Deep down we know that constant doing and chasing is not a sustainable path toward well-being, that owning the "being" in Human Being has a much more worthwhile profundity that is worth exploring. This exploration I'm advocating for has a great deal to do with connecting to our own innate goodness.

Innate goodness (or wholeness) is not performance-based. It doesn't care if we aced the test or got the big promotion. It is ever-present. When we understand this, then we are aren't so hard on ourselves, we are more authentic in our relationships, and we can see others as innately whole as well.

Unfortunately, it seems that a crucial impediment to innate goodness is compulsive doing, in addition to negative self-talk and judgements. All different ways we evade our selves. The good news is there are ways to erode and extinguish these deep-rooted habits. Mindful awareness and compassion are just two of the ways I feel are incredibly effective in doing this.

For many, however, stopping and being mindful feels uncomfortable. But this is actually a good thing. That discomfort - as far as I understand it - is the barrier between us and our truest happiness. So, you see, that barrier is also our doorway, our path.

It is our ability to warm-heartedly be with that uncomfortable barrier that brings us closer to fundamental peace. This is self-compassion.

Another way to think of this discomfort from stopping doing, is knowing it to be our heart's yearning. Our hearts yearn for a lost love, a lost peace, a fundamental okayness from which it was separated long ago. Some say this separation occurred when we were infants, when our minds first began to cognize subject and object, self and other. Prior to this - I'm told - we lived in unity with the world and the aforementioned fundamental peace and love was infused in that unity (and I trust it still is).

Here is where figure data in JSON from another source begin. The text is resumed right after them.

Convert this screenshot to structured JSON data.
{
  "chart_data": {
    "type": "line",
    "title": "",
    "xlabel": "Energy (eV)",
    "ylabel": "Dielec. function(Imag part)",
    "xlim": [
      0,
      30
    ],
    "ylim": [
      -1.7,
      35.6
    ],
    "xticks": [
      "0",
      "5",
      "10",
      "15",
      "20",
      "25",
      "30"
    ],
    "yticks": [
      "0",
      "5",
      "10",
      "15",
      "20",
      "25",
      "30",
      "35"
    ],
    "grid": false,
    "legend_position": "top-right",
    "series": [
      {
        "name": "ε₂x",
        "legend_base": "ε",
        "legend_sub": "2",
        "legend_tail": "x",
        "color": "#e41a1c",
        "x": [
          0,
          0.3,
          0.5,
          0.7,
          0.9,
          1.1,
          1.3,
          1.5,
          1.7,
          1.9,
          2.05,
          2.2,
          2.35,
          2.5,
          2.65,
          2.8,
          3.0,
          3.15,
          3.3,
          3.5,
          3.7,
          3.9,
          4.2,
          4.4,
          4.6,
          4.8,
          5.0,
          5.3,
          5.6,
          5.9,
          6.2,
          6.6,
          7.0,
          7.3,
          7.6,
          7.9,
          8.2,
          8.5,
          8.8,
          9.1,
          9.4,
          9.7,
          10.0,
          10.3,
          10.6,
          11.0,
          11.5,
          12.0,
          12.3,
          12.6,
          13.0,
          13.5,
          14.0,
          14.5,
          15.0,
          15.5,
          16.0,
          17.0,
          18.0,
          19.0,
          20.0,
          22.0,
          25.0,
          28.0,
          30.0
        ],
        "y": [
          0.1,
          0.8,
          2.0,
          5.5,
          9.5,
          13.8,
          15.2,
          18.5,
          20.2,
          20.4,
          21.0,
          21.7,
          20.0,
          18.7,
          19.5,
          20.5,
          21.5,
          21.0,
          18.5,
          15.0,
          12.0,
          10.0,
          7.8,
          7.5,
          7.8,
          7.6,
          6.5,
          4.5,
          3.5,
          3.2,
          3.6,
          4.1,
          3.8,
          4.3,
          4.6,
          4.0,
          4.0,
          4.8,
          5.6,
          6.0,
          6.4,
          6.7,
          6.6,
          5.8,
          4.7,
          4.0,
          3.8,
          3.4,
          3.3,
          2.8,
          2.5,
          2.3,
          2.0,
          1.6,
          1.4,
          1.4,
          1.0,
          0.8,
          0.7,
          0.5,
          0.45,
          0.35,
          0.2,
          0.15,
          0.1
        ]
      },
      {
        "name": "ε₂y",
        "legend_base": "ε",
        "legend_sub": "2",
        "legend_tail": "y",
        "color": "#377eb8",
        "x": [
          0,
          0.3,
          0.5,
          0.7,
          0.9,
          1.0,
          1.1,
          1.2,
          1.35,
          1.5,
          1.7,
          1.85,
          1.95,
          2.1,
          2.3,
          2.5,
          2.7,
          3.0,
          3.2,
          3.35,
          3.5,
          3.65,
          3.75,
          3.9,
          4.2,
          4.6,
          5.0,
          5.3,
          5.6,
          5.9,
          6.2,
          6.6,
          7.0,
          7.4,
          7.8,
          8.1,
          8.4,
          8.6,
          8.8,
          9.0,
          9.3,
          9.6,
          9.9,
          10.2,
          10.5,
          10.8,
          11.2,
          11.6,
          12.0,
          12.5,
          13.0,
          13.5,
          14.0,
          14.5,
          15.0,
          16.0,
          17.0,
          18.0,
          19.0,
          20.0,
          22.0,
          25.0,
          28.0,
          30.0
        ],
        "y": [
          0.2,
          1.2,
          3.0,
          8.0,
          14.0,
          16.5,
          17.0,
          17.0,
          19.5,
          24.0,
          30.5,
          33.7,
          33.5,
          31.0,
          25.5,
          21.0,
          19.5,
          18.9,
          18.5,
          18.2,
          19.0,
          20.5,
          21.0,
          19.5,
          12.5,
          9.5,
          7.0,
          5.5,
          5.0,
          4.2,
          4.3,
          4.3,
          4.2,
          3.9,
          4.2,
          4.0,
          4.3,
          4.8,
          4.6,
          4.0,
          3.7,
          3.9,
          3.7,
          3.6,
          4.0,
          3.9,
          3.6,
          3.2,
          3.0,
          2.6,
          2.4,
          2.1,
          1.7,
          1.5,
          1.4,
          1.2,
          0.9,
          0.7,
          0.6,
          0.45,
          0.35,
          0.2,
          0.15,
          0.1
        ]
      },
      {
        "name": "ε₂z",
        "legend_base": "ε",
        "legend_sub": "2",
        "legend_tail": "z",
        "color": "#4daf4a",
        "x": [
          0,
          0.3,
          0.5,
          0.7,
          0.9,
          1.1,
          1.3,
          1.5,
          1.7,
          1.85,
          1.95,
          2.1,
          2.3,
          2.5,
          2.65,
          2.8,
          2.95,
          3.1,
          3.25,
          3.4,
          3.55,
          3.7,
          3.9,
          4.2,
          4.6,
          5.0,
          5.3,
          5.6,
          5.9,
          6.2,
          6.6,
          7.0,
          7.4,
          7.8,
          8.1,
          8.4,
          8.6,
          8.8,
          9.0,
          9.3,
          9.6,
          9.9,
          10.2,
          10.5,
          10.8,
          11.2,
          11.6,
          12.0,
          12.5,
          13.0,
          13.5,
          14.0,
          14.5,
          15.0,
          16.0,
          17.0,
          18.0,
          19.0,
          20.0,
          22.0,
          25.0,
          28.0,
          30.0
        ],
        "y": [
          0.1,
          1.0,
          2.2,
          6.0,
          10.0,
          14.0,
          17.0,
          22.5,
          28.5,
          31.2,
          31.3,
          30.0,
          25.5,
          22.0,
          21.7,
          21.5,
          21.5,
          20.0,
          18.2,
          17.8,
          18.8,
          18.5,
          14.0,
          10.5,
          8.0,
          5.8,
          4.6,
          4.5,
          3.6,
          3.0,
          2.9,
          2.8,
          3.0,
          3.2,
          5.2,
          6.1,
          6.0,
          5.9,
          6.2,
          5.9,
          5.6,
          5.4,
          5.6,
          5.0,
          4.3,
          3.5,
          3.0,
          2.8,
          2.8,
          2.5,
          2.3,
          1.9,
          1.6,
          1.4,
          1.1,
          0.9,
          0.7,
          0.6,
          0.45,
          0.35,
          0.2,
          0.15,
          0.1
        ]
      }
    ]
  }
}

Since we have been removed from that original source of unity and love, without even knowing it, we spend the rest of our lives trying to get back to it. So we look for it in others, romantic partners, approval from family, drugs, food, and so on. And since none of these ever satisfy in an unconditional way, we may live from a place of "I'm not enough," "I'm not lovable," or the deep-rooted question, "Am I good enough?"

As someone who really enjoys getting approval from others, it's helpful for me to remember this:

Self-love and happiness are not dependent on "a job well done."

Doesn't chasing feelings create more anxiety, anyway?